By Robert Farago via TTAG
Long story short, Alexis Bukrym (above) shot her “pranking” roommate Anthony Schwartz, mistaking him for a lethal threat. Our good friends at The Trace, doing what they’re paid so handsomely to do, wave the bloody flag on Ms. Bukrym’s behalf, exploiting the tragedy as proof — proof! — that armed self-defense is a bad, bad thing . . .
Good guys with guns don’t only shoot bad guys with guns. In the sudden, blurry, urgent split seconds when a threat bursts into view, the impulse to pull the trigger canoverwhelm the need to accurately identify the target, leading to snap decisions that bring permanent tragedies.
True story! As The Trace is quick to point out, Ms. Bukrym isn’t alone in shooting someone to death by mistake.

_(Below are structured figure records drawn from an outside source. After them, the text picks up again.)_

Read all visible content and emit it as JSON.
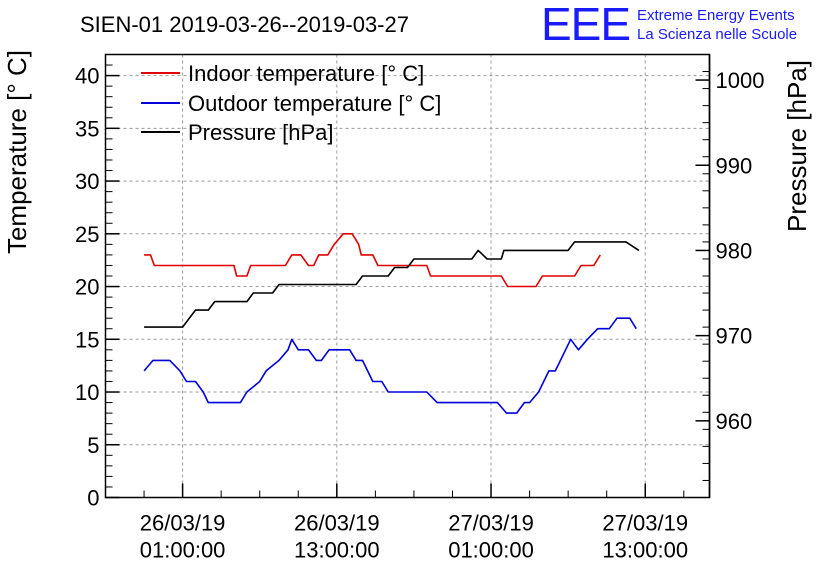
{
  "chart_data": {
    "type": "line",
    "title": "SIEN-01 2019-03-26--2019-03-27",
    "ylabel": "Temperature [° C]",
    "y2label": "Pressure [hPa]",
    "ylim": [
      0,
      42
    ],
    "y2lim": [
      951,
      1003
    ],
    "xlim": [
      -5.0,
      42.0
    ],
    "x_unit": "hours since 2019-03-26 00:00:00",
    "yticks": [
      0,
      5,
      10,
      15,
      20,
      25,
      30,
      35,
      40
    ],
    "y2ticks": [
      960,
      970,
      980,
      990,
      1000
    ],
    "xticks": [
      {
        "x": 1,
        "date": "26/03/19",
        "time": "01:00:00"
      },
      {
        "x": 13,
        "date": "26/03/19",
        "time": "13:00:00"
      },
      {
        "x": 25,
        "date": "27/03/19",
        "time": "01:00:00"
      },
      {
        "x": 37,
        "date": "27/03/19",
        "time": "13:00:00"
      }
    ],
    "grid": true,
    "legend_position": "top-left",
    "series": [
      {
        "name": "Indoor temperature [° C]",
        "color": "#e00000",
        "axis": "left",
        "points": [
          [
            -2,
            23
          ],
          [
            -1.5,
            23
          ],
          [
            -1.2,
            22
          ],
          [
            0,
            22
          ],
          [
            3,
            22
          ],
          [
            5,
            22
          ],
          [
            5.2,
            21
          ],
          [
            6,
            21
          ],
          [
            6.3,
            22
          ],
          [
            9,
            22
          ],
          [
            9.5,
            23
          ],
          [
            10.2,
            23
          ],
          [
            10.8,
            22
          ],
          [
            11.2,
            22
          ],
          [
            11.6,
            23
          ],
          [
            12.3,
            23
          ],
          [
            12.8,
            24
          ],
          [
            13.5,
            25
          ],
          [
            14.2,
            25
          ],
          [
            14.7,
            24
          ],
          [
            14.9,
            23
          ],
          [
            15.8,
            23
          ],
          [
            16.2,
            22
          ],
          [
            20,
            22
          ],
          [
            20.3,
            21
          ],
          [
            25.8,
            21
          ],
          [
            26.3,
            20
          ],
          [
            28.5,
            20
          ],
          [
            29,
            21
          ],
          [
            31.5,
            21
          ],
          [
            32,
            22
          ],
          [
            33,
            22
          ],
          [
            33.5,
            23
          ]
        ]
      },
      {
        "name": "Outdoor temperature [° C]",
        "color": "#0000dd",
        "axis": "left",
        "points": [
          [
            -2,
            12
          ],
          [
            -1.3,
            13
          ],
          [
            0,
            13
          ],
          [
            0.8,
            12
          ],
          [
            1.3,
            11
          ],
          [
            2,
            11
          ],
          [
            2.6,
            10
          ],
          [
            3,
            9
          ],
          [
            4,
            9
          ],
          [
            5.5,
            9
          ],
          [
            6,
            10
          ],
          [
            7,
            11
          ],
          [
            7.5,
            12
          ],
          [
            8.5,
            13
          ],
          [
            9.2,
            14
          ],
          [
            9.5,
            15
          ],
          [
            10,
            14
          ],
          [
            10.8,
            14
          ],
          [
            11.4,
            13
          ],
          [
            11.8,
            13
          ],
          [
            12.4,
            14
          ],
          [
            14,
            14
          ],
          [
            14.5,
            13
          ],
          [
            15,
            13
          ],
          [
            15.8,
            11
          ],
          [
            16.5,
            11
          ],
          [
            17,
            10
          ],
          [
            20,
            10
          ],
          [
            20.8,
            9
          ],
          [
            22.5,
            9
          ],
          [
            25.5,
            9
          ],
          [
            26.2,
            8
          ],
          [
            27,
            8
          ],
          [
            27.6,
            9
          ],
          [
            28,
            9
          ],
          [
            28.7,
            10
          ],
          [
            29.5,
            12
          ],
          [
            30,
            12
          ],
          [
            30.8,
            14
          ],
          [
            31.2,
            15
          ],
          [
            31.8,
            14
          ],
          [
            32.5,
            15
          ],
          [
            33.3,
            16
          ],
          [
            34.2,
            16
          ],
          [
            34.8,
            17
          ],
          [
            35.8,
            17
          ],
          [
            36.3,
            16
          ]
        ]
      },
      {
        "name": "Pressure [hPa]",
        "color": "#000000",
        "axis": "right",
        "points": [
          [
            -2,
            971
          ],
          [
            1,
            971
          ],
          [
            1.5,
            972
          ],
          [
            2,
            973
          ],
          [
            3,
            973
          ],
          [
            3.5,
            974
          ],
          [
            6,
            974
          ],
          [
            6.5,
            975
          ],
          [
            8,
            975
          ],
          [
            8.5,
            976
          ],
          [
            14.5,
            976
          ],
          [
            15,
            977
          ],
          [
            17,
            977
          ],
          [
            17.5,
            978
          ],
          [
            18.5,
            978
          ],
          [
            19,
            979
          ],
          [
            23.5,
            979
          ],
          [
            24,
            980
          ],
          [
            24.7,
            979
          ],
          [
            25.8,
            979
          ],
          [
            26,
            980
          ],
          [
            27,
            980
          ],
          [
            31,
            980
          ],
          [
            31.5,
            981
          ],
          [
            33.5,
            981
          ],
          [
            35.5,
            981
          ],
          [
            36.5,
            980
          ]
        ]
      }
    ]
  },
  "logo": {
    "letters": "EEE",
    "line1": "Extreme Energy Events",
    "line2": "La Scienza nelle Scuole"
  }
}
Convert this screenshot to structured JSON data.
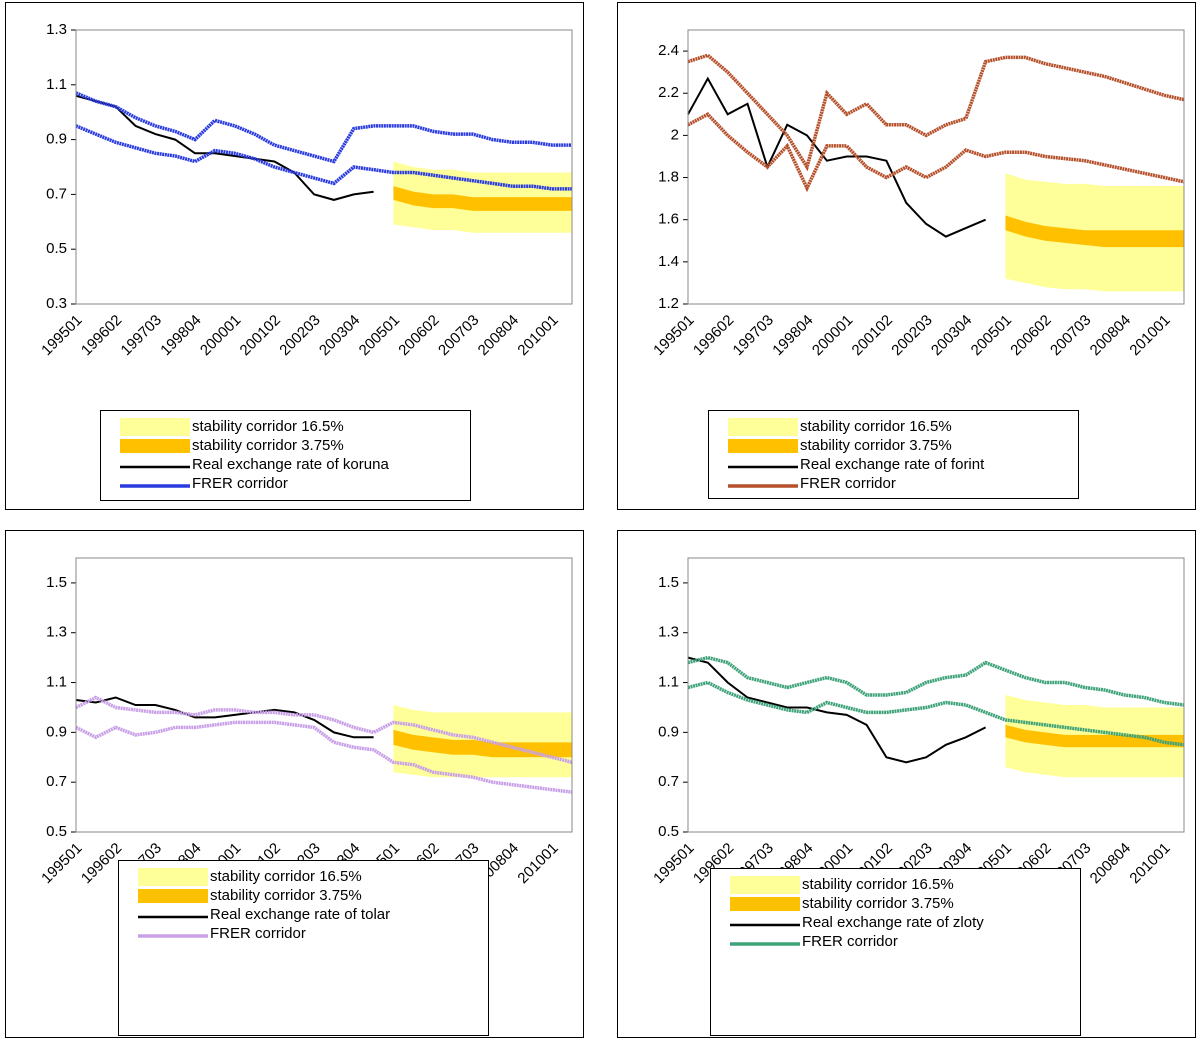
{
  "chart_data": [
    {
      "type": "line",
      "categories": [
        "199501",
        null,
        "199602",
        null,
        "199703",
        null,
        "199804",
        null,
        "200001",
        null,
        "200102",
        null,
        "200203",
        null,
        "200304",
        null,
        "200501",
        null,
        "200602",
        null,
        "200703",
        null,
        "200804",
        null,
        "201001",
        null
      ],
      "ylim": [
        0.3,
        1.3
      ],
      "yticks": [
        0.3,
        0.5,
        0.7,
        0.9,
        1.1,
        1.3
      ],
      "series": [
        {
          "name": "stability corridor 16.5%",
          "color": "#ffff99",
          "type": "band",
          "upper": [
            null,
            null,
            null,
            null,
            null,
            null,
            null,
            null,
            null,
            null,
            null,
            null,
            null,
            null,
            null,
            null,
            0.82,
            0.8,
            0.79,
            0.79,
            0.78,
            0.78,
            0.78,
            0.78,
            0.78,
            0.78
          ],
          "lower": [
            null,
            null,
            null,
            null,
            null,
            null,
            null,
            null,
            null,
            null,
            null,
            null,
            null,
            null,
            null,
            null,
            0.59,
            0.58,
            0.57,
            0.57,
            0.56,
            0.56,
            0.56,
            0.56,
            0.56,
            0.56
          ]
        },
        {
          "name": "stability corridor 3.75%",
          "color": "#ffc000",
          "type": "band",
          "upper": [
            null,
            null,
            null,
            null,
            null,
            null,
            null,
            null,
            null,
            null,
            null,
            null,
            null,
            null,
            null,
            null,
            0.73,
            0.71,
            0.7,
            0.7,
            0.69,
            0.69,
            0.69,
            0.69,
            0.69,
            0.69
          ],
          "lower": [
            null,
            null,
            null,
            null,
            null,
            null,
            null,
            null,
            null,
            null,
            null,
            null,
            null,
            null,
            null,
            null,
            0.68,
            0.66,
            0.65,
            0.65,
            0.64,
            0.64,
            0.64,
            0.64,
            0.64,
            0.64
          ]
        },
        {
          "name": "Real exchange rate of koruna",
          "color": "#000000",
          "values": [
            1.06,
            1.04,
            1.02,
            0.95,
            0.92,
            0.9,
            0.85,
            0.85,
            0.84,
            0.83,
            0.82,
            0.78,
            0.7,
            0.68,
            0.7,
            0.71,
            null,
            null,
            null,
            null,
            null,
            null,
            null,
            null,
            null,
            null
          ]
        },
        {
          "name": "FRER corridor",
          "color": "#2a3be0",
          "type": "corridor",
          "upper": [
            1.07,
            1.04,
            1.02,
            0.98,
            0.95,
            0.93,
            0.9,
            0.97,
            0.95,
            0.92,
            0.88,
            0.86,
            0.84,
            0.82,
            0.94,
            0.95,
            0.95,
            0.95,
            0.93,
            0.92,
            0.92,
            0.9,
            0.89,
            0.89,
            0.88,
            0.88
          ],
          "lower": [
            0.95,
            0.92,
            0.89,
            0.87,
            0.85,
            0.84,
            0.82,
            0.86,
            0.85,
            0.83,
            0.8,
            0.78,
            0.76,
            0.74,
            0.8,
            0.79,
            0.78,
            0.78,
            0.77,
            0.76,
            0.75,
            0.74,
            0.73,
            0.73,
            0.72,
            0.72
          ]
        }
      ]
    },
    {
      "type": "line",
      "categories": [
        "199501",
        null,
        "199602",
        null,
        "199703",
        null,
        "199804",
        null,
        "200001",
        null,
        "200102",
        null,
        "200203",
        null,
        "200304",
        null,
        "200501",
        null,
        "200602",
        null,
        "200703",
        null,
        "200804",
        null,
        "201001",
        null
      ],
      "ylim": [
        1.2,
        2.5
      ],
      "yticks": [
        1.2,
        1.4,
        1.6,
        1.8,
        2,
        2.2,
        2.4
      ],
      "series": [
        {
          "name": "stability corridor 16.5%",
          "color": "#ffff99",
          "type": "band",
          "upper": [
            null,
            null,
            null,
            null,
            null,
            null,
            null,
            null,
            null,
            null,
            null,
            null,
            null,
            null,
            null,
            null,
            1.82,
            1.79,
            1.78,
            1.77,
            1.77,
            1.76,
            1.76,
            1.76,
            1.76,
            1.76
          ],
          "lower": [
            null,
            null,
            null,
            null,
            null,
            null,
            null,
            null,
            null,
            null,
            null,
            null,
            null,
            null,
            null,
            null,
            1.32,
            1.3,
            1.28,
            1.27,
            1.27,
            1.26,
            1.26,
            1.26,
            1.26,
            1.26
          ]
        },
        {
          "name": "stability corridor 3.75%",
          "color": "#ffc000",
          "type": "band",
          "upper": [
            null,
            null,
            null,
            null,
            null,
            null,
            null,
            null,
            null,
            null,
            null,
            null,
            null,
            null,
            null,
            null,
            1.62,
            1.59,
            1.57,
            1.56,
            1.55,
            1.55,
            1.55,
            1.55,
            1.55,
            1.55
          ],
          "lower": [
            null,
            null,
            null,
            null,
            null,
            null,
            null,
            null,
            null,
            null,
            null,
            null,
            null,
            null,
            null,
            null,
            1.55,
            1.52,
            1.5,
            1.49,
            1.48,
            1.47,
            1.47,
            1.47,
            1.47,
            1.47
          ]
        },
        {
          "name": "Real exchange rate of forint",
          "color": "#000000",
          "values": [
            2.1,
            2.27,
            2.1,
            2.15,
            1.85,
            2.05,
            2.0,
            1.88,
            1.9,
            1.9,
            1.88,
            1.68,
            1.58,
            1.52,
            1.56,
            1.6,
            null,
            null,
            null,
            null,
            null,
            null,
            null,
            null,
            null,
            null
          ]
        },
        {
          "name": "FRER corridor",
          "color": "#b5502a",
          "type": "corridor",
          "upper": [
            2.35,
            2.38,
            2.3,
            2.2,
            2.1,
            2.0,
            1.85,
            2.2,
            2.1,
            2.15,
            2.05,
            2.05,
            2.0,
            2.05,
            2.08,
            2.35,
            2.37,
            2.37,
            2.34,
            2.32,
            2.3,
            2.28,
            2.25,
            2.22,
            2.19,
            2.17
          ],
          "lower": [
            2.05,
            2.1,
            2.0,
            1.92,
            1.85,
            1.95,
            1.75,
            1.95,
            1.95,
            1.85,
            1.8,
            1.85,
            1.8,
            1.85,
            1.93,
            1.9,
            1.92,
            1.92,
            1.9,
            1.89,
            1.88,
            1.86,
            1.84,
            1.82,
            1.8,
            1.78
          ]
        }
      ]
    },
    {
      "type": "line",
      "categories": [
        "199501",
        null,
        "199602",
        null,
        "199703",
        null,
        "199804",
        null,
        "200001",
        null,
        "200102",
        null,
        "200203",
        null,
        "200304",
        null,
        "200501",
        null,
        "200602",
        null,
        "200703",
        null,
        "200804",
        null,
        "201001",
        null
      ],
      "ylim": [
        0.5,
        1.6
      ],
      "yticks": [
        0.5,
        0.7,
        0.9,
        1.1,
        1.3,
        1.5
      ],
      "series": [
        {
          "name": "stability corridor 16.5%",
          "color": "#ffff99",
          "type": "band",
          "upper": [
            null,
            null,
            null,
            null,
            null,
            null,
            null,
            null,
            null,
            null,
            null,
            null,
            null,
            null,
            null,
            null,
            1.01,
            0.99,
            0.98,
            0.98,
            0.98,
            0.98,
            0.98,
            0.98,
            0.98,
            0.98
          ],
          "lower": [
            null,
            null,
            null,
            null,
            null,
            null,
            null,
            null,
            null,
            null,
            null,
            null,
            null,
            null,
            null,
            null,
            0.74,
            0.73,
            0.72,
            0.72,
            0.72,
            0.72,
            0.72,
            0.72,
            0.72,
            0.72
          ]
        },
        {
          "name": "stability corridor 3.75%",
          "color": "#ffc000",
          "type": "band",
          "upper": [
            null,
            null,
            null,
            null,
            null,
            null,
            null,
            null,
            null,
            null,
            null,
            null,
            null,
            null,
            null,
            null,
            0.91,
            0.89,
            0.88,
            0.87,
            0.87,
            0.86,
            0.86,
            0.86,
            0.86,
            0.86
          ],
          "lower": [
            null,
            null,
            null,
            null,
            null,
            null,
            null,
            null,
            null,
            null,
            null,
            null,
            null,
            null,
            null,
            null,
            0.85,
            0.83,
            0.82,
            0.81,
            0.81,
            0.8,
            0.8,
            0.8,
            0.8,
            0.8
          ]
        },
        {
          "name": "Real exchange rate of tolar",
          "color": "#000000",
          "values": [
            1.03,
            1.02,
            1.04,
            1.01,
            1.01,
            0.99,
            0.96,
            0.96,
            0.97,
            0.98,
            0.99,
            0.98,
            0.95,
            0.9,
            0.88,
            0.88,
            null,
            null,
            null,
            null,
            null,
            null,
            null,
            null,
            null,
            null
          ]
        },
        {
          "name": "FRER corridor",
          "color": "#c9a0e8",
          "type": "corridor",
          "upper": [
            1.0,
            1.04,
            1.0,
            0.99,
            0.98,
            0.98,
            0.97,
            0.99,
            0.99,
            0.98,
            0.98,
            0.97,
            0.97,
            0.95,
            0.92,
            0.9,
            0.94,
            0.93,
            0.91,
            0.89,
            0.88,
            0.86,
            0.84,
            0.82,
            0.8,
            0.78
          ],
          "lower": [
            0.92,
            0.88,
            0.92,
            0.89,
            0.9,
            0.92,
            0.92,
            0.93,
            0.94,
            0.94,
            0.94,
            0.93,
            0.92,
            0.86,
            0.84,
            0.83,
            0.78,
            0.77,
            0.74,
            0.73,
            0.72,
            0.7,
            0.69,
            0.68,
            0.67,
            0.66
          ]
        }
      ]
    },
    {
      "type": "line",
      "categories": [
        "199501",
        null,
        "199602",
        null,
        "199703",
        null,
        "199804",
        null,
        "200001",
        null,
        "200102",
        null,
        "200203",
        null,
        "200304",
        null,
        "200501",
        null,
        "200602",
        null,
        "200703",
        null,
        "200804",
        null,
        "201001",
        null
      ],
      "ylim": [
        0.5,
        1.6
      ],
      "yticks": [
        0.5,
        0.7,
        0.9,
        1.1,
        1.3,
        1.5
      ],
      "series": [
        {
          "name": "stability corridor 16.5%",
          "color": "#ffff99",
          "type": "band",
          "upper": [
            null,
            null,
            null,
            null,
            null,
            null,
            null,
            null,
            null,
            null,
            null,
            null,
            null,
            null,
            null,
            null,
            1.05,
            1.03,
            1.02,
            1.01,
            1.01,
            1.0,
            1.0,
            1.0,
            1.0,
            1.0
          ],
          "lower": [
            null,
            null,
            null,
            null,
            null,
            null,
            null,
            null,
            null,
            null,
            null,
            null,
            null,
            null,
            null,
            null,
            0.76,
            0.74,
            0.73,
            0.72,
            0.72,
            0.72,
            0.72,
            0.72,
            0.72,
            0.72
          ]
        },
        {
          "name": "stability corridor 3.75%",
          "color": "#ffc000",
          "type": "band",
          "upper": [
            null,
            null,
            null,
            null,
            null,
            null,
            null,
            null,
            null,
            null,
            null,
            null,
            null,
            null,
            null,
            null,
            0.93,
            0.91,
            0.9,
            0.89,
            0.89,
            0.89,
            0.89,
            0.89,
            0.89,
            0.89
          ],
          "lower": [
            null,
            null,
            null,
            null,
            null,
            null,
            null,
            null,
            null,
            null,
            null,
            null,
            null,
            null,
            null,
            null,
            0.88,
            0.86,
            0.85,
            0.84,
            0.84,
            0.84,
            0.84,
            0.84,
            0.84,
            0.84
          ]
        },
        {
          "name": "Real exchange rate of zloty",
          "color": "#000000",
          "values": [
            1.2,
            1.18,
            1.1,
            1.04,
            1.02,
            1.0,
            1.0,
            0.98,
            0.97,
            0.93,
            0.8,
            0.78,
            0.8,
            0.85,
            0.88,
            0.92,
            null,
            null,
            null,
            null,
            null,
            null,
            null,
            null,
            null,
            null
          ]
        },
        {
          "name": "FRER corridor",
          "color": "#3fa37a",
          "type": "corridor",
          "upper": [
            1.18,
            1.2,
            1.18,
            1.12,
            1.1,
            1.08,
            1.1,
            1.12,
            1.1,
            1.05,
            1.05,
            1.06,
            1.1,
            1.12,
            1.13,
            1.18,
            1.15,
            1.12,
            1.1,
            1.1,
            1.08,
            1.07,
            1.05,
            1.04,
            1.02,
            1.01
          ],
          "lower": [
            1.08,
            1.1,
            1.06,
            1.03,
            1.01,
            0.99,
            0.98,
            1.02,
            1.0,
            0.98,
            0.98,
            0.99,
            1.0,
            1.02,
            1.01,
            0.98,
            0.95,
            0.94,
            0.93,
            0.92,
            0.91,
            0.9,
            0.89,
            0.88,
            0.86,
            0.85
          ]
        }
      ]
    }
  ]
}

Since 2015, at least 47 Americans have shot friends, loved ones, roommates, or emergency responders they said they’d mistaken for home intruders, killing 15, according to an analysis of gun violence incidents by BuzzFeed News and The Trace. In at least 27 of those cases, criminal charges were dismissed or never filed because authorities deemed the shootings accidental, an act of self-defense in a moment of panic.
You could say that 20 mistaken shootings per year out of an estimated population of 100 million gun owners is pretty good not-shooting, but I couldn’t possibly comment.
Meanwhile, what about the 80,000 to 2 million estimated successful defensive gun uses (per year) where the right someone is stopped by force of arms? *crickets chirping*
What about the thousands of gun owners who thought that they might be under attack, waited until they ID’ed the potential threat, realized it wasn’t a threat, and . . . nothing happened? Nothing.
I’m glad Mr. Schwartz has recovered from his wounds. And I’m sorry for Ms. Bukrym’s mental anguish. But that doesn’t change the bottom line: the gun safety rule “know your target and what’s behind it” doesn’t just refer to plinking.
Unless you know your target, don’t shoot. Doing so makes you an irresponsible gun owner, no matter how good your intentions or reflexive your actions.